GFDL - Geophysical Fluid Dynamics Laboratory

Underestimated AMOC variability and implications for AMV and predictability in CMIP models

April 24th, 2018

Xiaoqin Yan, Rong Zhang, and Thomas R. Knutson. Geophysical Research Letters. DOI: 10.1029/2018GL077378

The Atlantic Meridional Overturning Circulation (AMOC) has profound impacts on various climate phenomena. Using both observations and simulations from multiple models of the Coupled Model Intercomparison Project, the authors estimated the amplitude of low-frequency AMOC variability in observations, compared it with those in model simulations, and examined the effects of low-frequency AMOC variability on the linkage between AMOC and Atlantic multidecadal variability (AMV).

This study provides a new perspective for understanding the important role of the AMOC in Atlantic multidecadal variability and associated impacts and predictability. These results indicate that the linkages between the Atlantic Meridional Overturning Circulation and Atlantic multidecadal variability, as well as the associated climate impacts and Atlantic decadal predictability, could be substantially hampered in models due to their underestimation of the amplitude of low-frequency AMOC variability.

Using both observations and simulations from the Coupled Model Intercomparison Project Phase 3 and 5 (CMIP3 and CMIP5), the authors show that most models underestimate the amplitude of low-frequency AMOC variability. In addition, stronger low-frequency AMOC variability leads to stronger linkages between the AMOC and key variables associated with the Atlantic multidecadal variability (AMV), and between the subpolar AMV signal and northern hemisphere surface air temperature (NHSAT). Low frequency extra-tropical NHSAT variability might increase with the amplitude of low-frequency AMOC variability. Atlantic decadal predictability is much higher in models with stronger low frequency AMOC variability, and much lower in models with weaker or without AMOC variability. These results suggest that simulating realistic low-frequency AMOC variability is very important, both for simulating realistic linkages between AMOC and AMV-related variables and for achieving substantially higher Atlantic decadal predictability.

The amplitude of low-frequency AMOC variability in observations has potentially important climate impacts. Identifying the limitations of models in simulating the low-frequency AMOC variability is helpful to understand and resolve the widespread linkages between the AMOC and the AMV, as well as the associated climate impacts in multiple models. Improvement of the simulation of the low-frequency AMOC variability may lead to enhanced Atlantic decadal predictability.

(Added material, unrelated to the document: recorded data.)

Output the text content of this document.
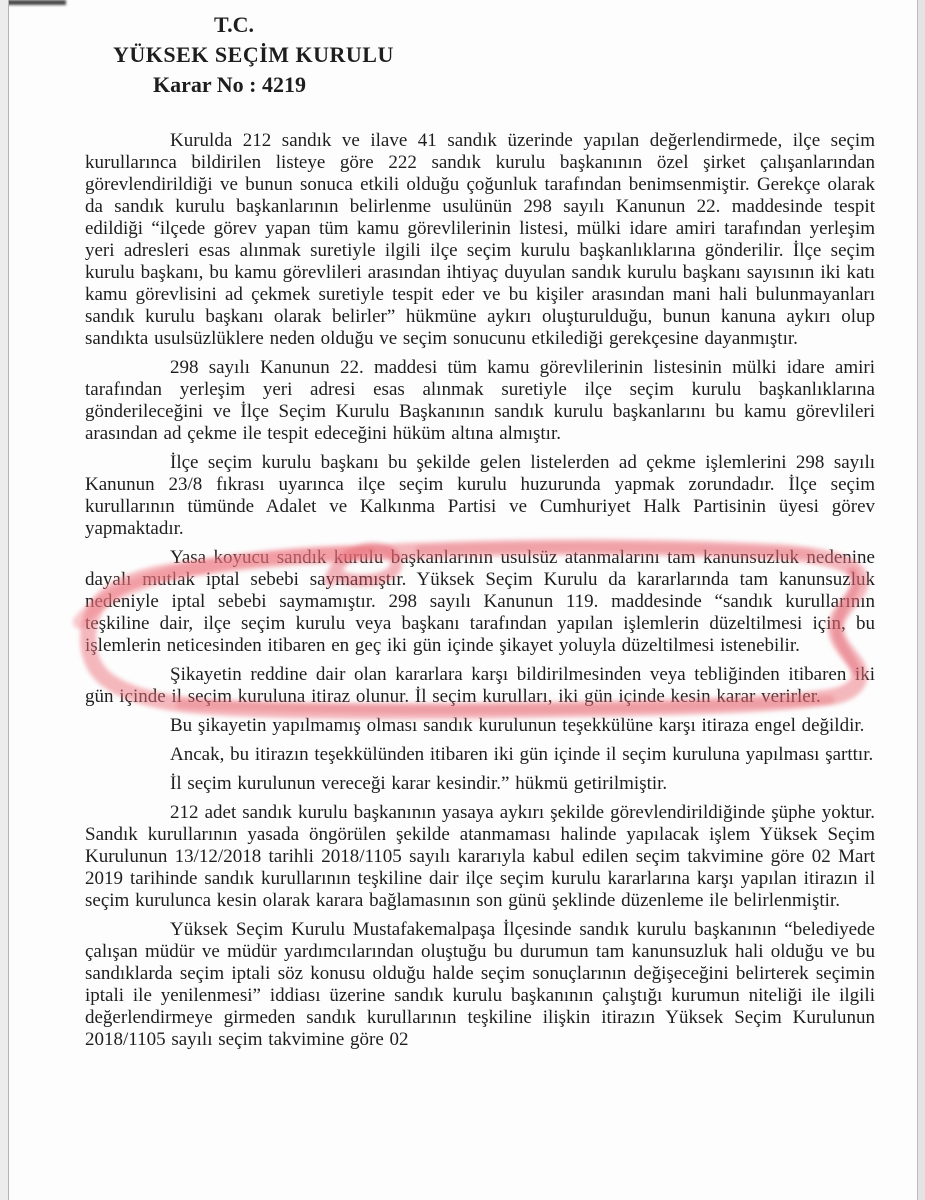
T.C.
YÜKSEK SEÇİM KURULU
Karar No : 4219

Kurulda 212 sandık ve ilave 41 sandık üzerinde yapılan değerlendirmede, ilçe seçim kurullarınca bildirilen listeye göre 222 sandık kurulu başkanının özel şirket çalışanlarından görevlendirildiği ve bunun sonuca etkili olduğu çoğunluk tarafından benimsenmiştir. Gerekçe olarak da sandık kurulu başkanlarının belirlenme usulünün 298 sayılı Kanunun 22. maddesinde tespit edildiği “ilçede görev yapan tüm kamu görevlilerinin listesi, mülki idare amiri tarafından yerleşim yeri adresleri esas alınmak suretiyle ilgili ilçe seçim kurulu başkanlıklarına gönderilir. İlçe seçim kurulu başkanı, bu kamu görevlileri arasından ihtiyaç duyulan sandık kurulu başkanı sayısının iki katı kamu görevlisini ad çekmek suretiyle tespit eder ve bu kişiler arasından mani hali bulunmayanları sandık kurulu başkanı olarak belirler” hükmüne aykırı oluşturulduğu, bunun kanuna aykırı olup sandıkta usulsüzlüklere neden olduğu ve seçim sonucunu etkilediği gerekçesine dayanmıştır.

298 sayılı Kanunun 22. maddesi tüm kamu görevlilerinin listesinin mülki idare amiri tarafından yerleşim yeri adresi esas alınmak suretiyle ilçe seçim kurulu başkanlıklarına gönderileceğini ve İlçe Seçim Kurulu Başkanının sandık kurulu başkanlarını bu kamu görevlileri arasından ad çekme ile tespit edeceğini hüküm altına almıştır.

İlçe seçim kurulu başkanı bu şekilde gelen listelerden ad çekme işlemlerini 298 sayılı Kanunun 23/8 fıkrası uyarınca ilçe seçim kurulu huzurunda yapmak zorundadır. İlçe seçim kurullarının tümünde Adalet ve Kalkınma Partisi ve Cumhuriyet Halk Partisinin üyesi görev yapmaktadır.

Yasa koyucu sandık kurulu başkanlarının usulsüz atanmalarını tam kanunsuzluk nedenine dayalı mutlak iptal sebebi saymamıştır. Yüksek Seçim Kurulu da kararlarında tam kanunsuzluk nedeniyle iptal sebebi saymamıştır. 298 sayılı Kanunun 119. maddesinde “sandık kurullarının teşkiline dair, ilçe seçim kurulu veya başkanı tarafından yapılan işlemlerin düzeltilmesi için, bu işlemlerin neticesinden itibaren en geç iki gün içinde şikayet yoluyla düzeltilmesi istenebilir.

Şikayetin reddine dair olan kararlara karşı bildirilmesinden veya tebliğinden itibaren iki gün içinde il seçim kuruluna itiraz olunur. İl seçim kurulları, iki gün içinde kesin karar verirler.

Bu şikayetin yapılmamış olması sandık kurulunun teşekkülüne karşı itiraza engel değildir.

Ancak, bu itirazın teşekkülünden itibaren iki gün içinde il seçim kuruluna yapılması şarttır.

İl seçim kurulunun vereceği karar kesindir.” hükmü getirilmiştir.

212 adet sandık kurulu başkanının yasaya aykırı şekilde görevlendirildiğinde şüphe yoktur. Sandık kurullarının yasada öngörülen şekilde atanmaması halinde yapılacak işlem Yüksek Seçim Kurulunun 13/12/2018 tarihli 2018/1105 sayılı kararıyla kabul edilen seçim takvimine göre 02 Mart 2019 tarihinde sandık kurullarının teşkiline dair ilçe seçim kurulu kararlarına karşı yapılan itirazın il seçim kurulunca kesin olarak karara bağlamasının son günü şeklinde düzenleme ile belirlenmiştir.

Yüksek Seçim Kurulu Mustafakemalpaşa İlçesinde sandık kurulu başkanının “belediyede çalışan müdür ve müdür yardımcılarından oluştuğu bu durumun tam kanunsuzluk hali olduğu ve bu sandıklarda seçim iptali söz konusu olduğu halde seçim sonuçlarının değişeceğini belirterek seçimin iptali ile yenilenmesi” iddiası üzerine sandık kurulu başkanının çalıştığı kurumun niteliği ile ilgili değerlendirmeye girmeden sandık kurullarının teşkiline ilişkin itirazın Yüksek Seçim Kurulunun 2018/1105 sayılı seçim takvimine göre 02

The 12-year AMOC trend distribution and its relationship with low-frequency AMOC variability. a), 12-year AMOC trends (Sv/Year) distribution from each CMIP5 control simulation, and the observed 12-year trend (red line) of the RAPID AMOC Index for the period 2004-2015. b), Scatterplot of the standard deviations of 12-year AMOC trends vs. the amplitudes of low-frequency AMOC variability in CMIP5 control simulations. Also included are estimates of the amplitude of low-frequency AMOC variability and the standard deviation of 12-year AMOC trends for observations (magenta dot), inferred from the reconstructed AMOC Index using the observed AMOC fingerprint. The grey dashed line separates the models into two groups with stronger and weaker low-frequency AMOC variability respectively, based on the amplitudes of low-frequency AMOC variability.
The most predictable patterns and their associated predictability in the North Atlantic. a,b) The most predictable pattern of SST in CMIP5 fully coupled models with (a) stronger or (b) weaker low-frequency AMOC variability. c) The predictability associated with the most predictable patterns shown in a and b. d,e) The most predictable pattern of surface temperature in CMIP3 (d) fully coupled or (e) slab-ocean models. f) The predictability associated with the most predictable patterns shown in d and e. Each pattern in (a,b,d,e) is normalized and has no unit, and the multiplication of the normalized pattern and its corresponding time series (which carries the unit) gives the temperature variations (in oC).